Secretário Especial da Cultura defende inclusão de artistas não atendidos por políticas públicas

Em reunião com a Ordem dos Músicos do Brasil, Ricardo Braga também debateu questões referentes à Comissão Nacional de Incentivo à Cultura (CNIC) e ao Conselho Nacional de Política Cultural (CNPC)

publicado: 09/10/2019 19h47,
última modificação: 10/10/2019 12h23

Secretário Ricardo Braga e Gerson Ferreira Tajes (Foto: Ronaldo Caldas/Ministério da Cidadania)

Brasília/DF – O secretário especial da Cultura do Ministério da Cidadania, Ricardo Braga, recebeu nesta quarta-feira (09) representantes da Ordem dos Músicos do Brasil, entre eles o presidente da entidade, Gerson Ferreira Tajes.
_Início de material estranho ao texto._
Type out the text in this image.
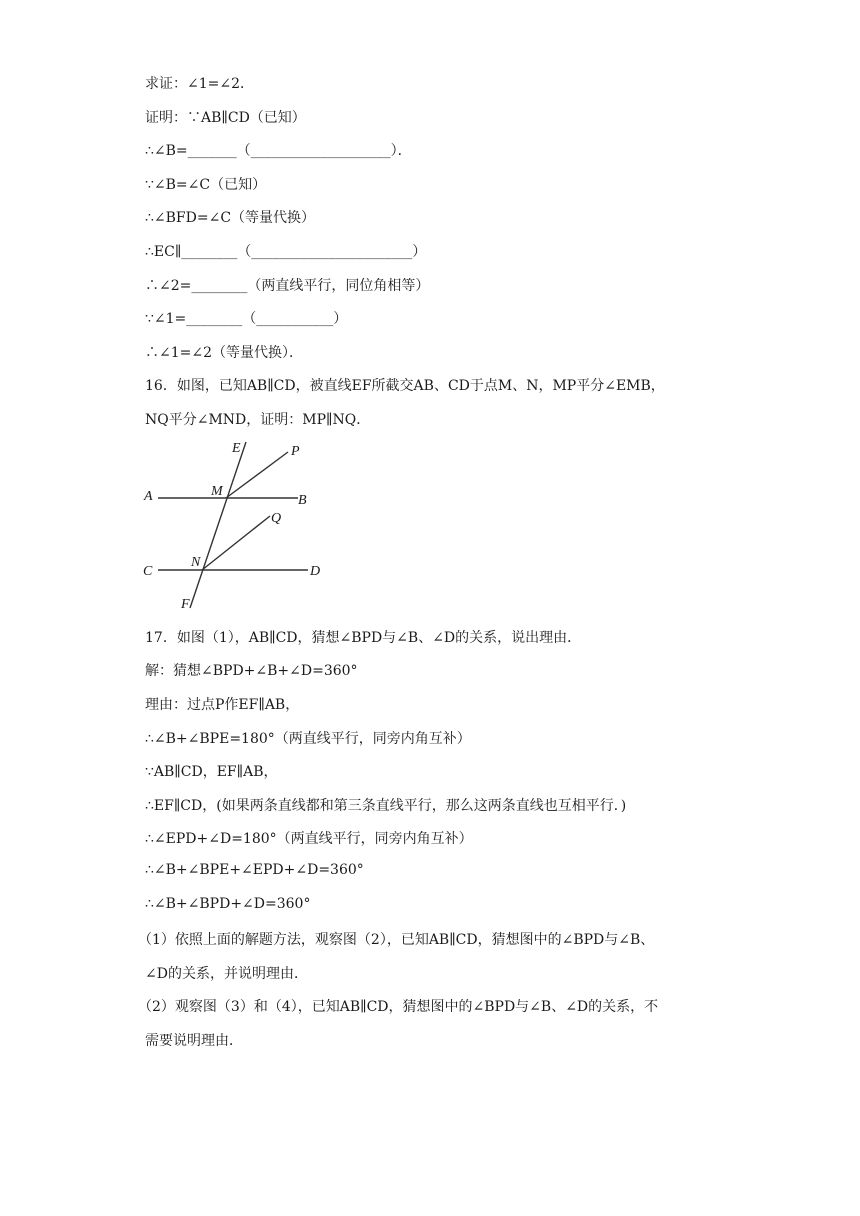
求证：∠1=∠2．
证明：∵AB∥CD（已知）
∴∠B=_______（____________________）．
∵∠B=∠C（已知）
∴∠BFD=∠C（等量代换）
∴EC∥________（_______________________）
∴∠2=________（两直线平行，同位角相等）
∵∠1=________（___________）
∴∠1=∠2（等量代换）．
16．如图，已知AB∥CD，被直线EF所截交AB、CD于点M、N，MP平分∠EMB，
NQ平分∠MND，证明：MP∥NQ．
E	P
A	M
B
Q
C
N
D
F
17．如图（1），AB∥CD，猜想∠BPD与∠B、∠D的关系，说出理由．
解：猜想∠BPD+∠B+∠D=360°
理由：过点P作EF∥AB，
∴∠B+∠BPE=180°（两直线平行，同旁内角互补）
∵AB∥CD，EF∥AB，
∴EF∥CD，(如果两条直线都和第三条直线平行，那么这两条直线也互相平行．)
∴∠EPD+∠D=180°（两直线平行，同旁内角互补）
∴∠B+∠BPE+∠EPD+∠D=360°
∴∠B+∠BPD+∠D=360°
（1）依照上面的解题方法，观察图（2），已知AB∥CD，猜想图中的∠BPD与∠B、
∠D的关系，并说明理由．
（2）观察图（3）和（4），已知AB∥CD，猜想图中的∠BPD与∠B、∠D的关系，不
需要说明理由．
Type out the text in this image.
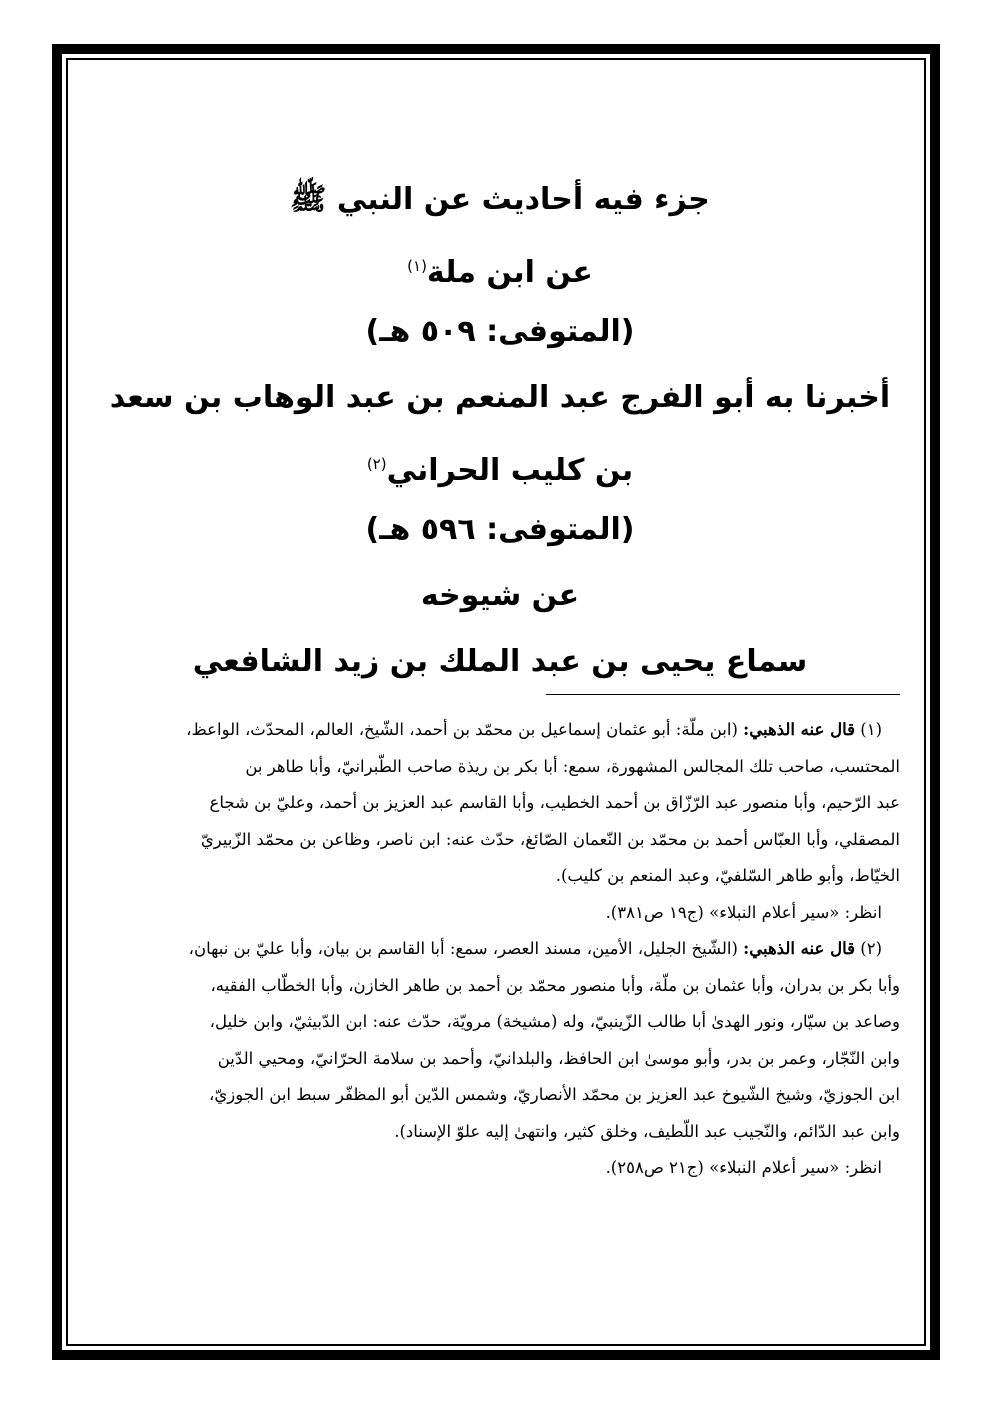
جزء فيه أحاديث عن النبي ﷺ
عن ابن ملة$^{(١)}$
(المتوفى: ٥٠٩ هـ)
أخبرنا به أبو الفرج عبد المنعم بن عبد الوهاب بن سعد
بن كليب الحراني$^{(٢)}$
(المتوفى: ٥٩٦ هـ)
عن شيوخه
سماع يحيى بن عبد الملك بن زيد الشافعي
(١) قال عنه الذهبي: (ابن ملّة: أبو عثمان إسماعيل بن محمّد بن أحمد، الشّيخ، العالم، المحدّث، الواعظ،
المحتسب، صاحب تلك المجالس المشهورة، سمع: أبا بكر بن ريذة صاحب الطّبرانيّ، وأبا طاهر بن
عبد الرّحيم، وأبا منصور عبد الرّزّاق بن أحمد الخطيب، وأبا القاسم عبد العزيز بن أحمد، وعليّ بن شجاع
المصقلي، وأبا العبّاس أحمد بن محمّد بن النّعمان الصّائغ، حدّث عنه: ابن ناصر، وظاعن بن محمّد الزّبيريّ
الخيّاط، وأبو طاهر السّلفيّ، وعبد المنعم بن كليب).
انظر: «سير أعلام النبلاء» (ج١٩ ص٣٨١).
(٢) قال عنه الذهبي: (الشّيخ الجليل، الأمين، مسند العصر، سمع: أبا القاسم بن بيان، وأبا عليّ بن نبهان،
وأبا بكر بن بدران، وأبا عثمان بن ملّة، وأبا منصور محمّد بن أحمد بن طاهر الخازن، وأبا الخطّاب الفقيه،
وصاعد بن سيّار، ونور الهدىٰ أبا طالب الزّينبيّ، وله (مشيخة) مرويّة، حدّث عنه: ابن الدّبيثيّ، وابن خليل،
وابن النّجّار، وعمر بن بدر، وأبو موسىٰ ابن الحافظ، والبلدانيّ، وأحمد بن سلامة الحرّانيّ، ومحيي الدّين
ابن الجوزيّ، وشيخ الشّيوخ عبد العزيز بن محمّد الأنصاريّ، وشمس الدّين أبو المظفّر سبط ابن الجوزيّ،
وابن عبد الدّائم، والنّجيب عبد اللّطيف، وخلق كثير، وانتهىٰ إليه علوّ الإسناد).
انظر: «سير أعلام النبلاء» (ج٢١ ص٢٥٨).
O grupo debateu questões referentes à Comissão Nacional de Incentivo à Cultura (CNIC), responsável por avaliar projetos candidatos a captar recursos pela Lei Federal de Incentivo à Cultura, e ao Conselho Nacional de Políticas Culturais (CNPC). Braga ressaltou no encontro a importância de discutir possibilidades para levar a cultura às classes menos atendidas pelo Estado.

No encontro, Ricardo Braga sinalizou como prioridade encontrar meios de agregar à Cultura artistas de regiões que vinham recebendo menos investimentos federais. Conforme Braga, debater a inclusão desses músicos é mais importante do que discutir como aumentar o fomento no setor. “Em vez de debater o aumento de fomento, é importante, neste momento, termos novas ideias de como trazer para a cultura classes artísticas que não conseguem ser abrangidos pela lei totalmente. Então, acredito que é positivo oxigenar todo o setor e trazer novas oportunidades”, argumentou.

O assessor jurídico do Conselho Federal da Ordem dos Músicos do Brasil, Giovane Paraíso, atentou para a necessidade de discutir, junto à CNIC e ao CNPC, a valorização do trabalho de músicos de pouca expressão. “De modo que a gente possa avaliar, discutir junto o que vai ser feito nas regiões do País, onde que pode ir o investimento, para que locais deve ser direcionado, as regiões mais carentes, aquela região que precisa de fato de incentivo”, pontuou.

A Ordem dos Músicos do Brasil possui como atribuição a defesa dos interesses da categoria e estabelece a interlocução com o poder público e a sociedade, em busca de políticas públicas de incentivo à cultura da música brasileira. O Conselho Federal possui papel importante na fiscalização dos Conselhos Regionais, orientando e verificando a aplicação dos recursos arrecadados.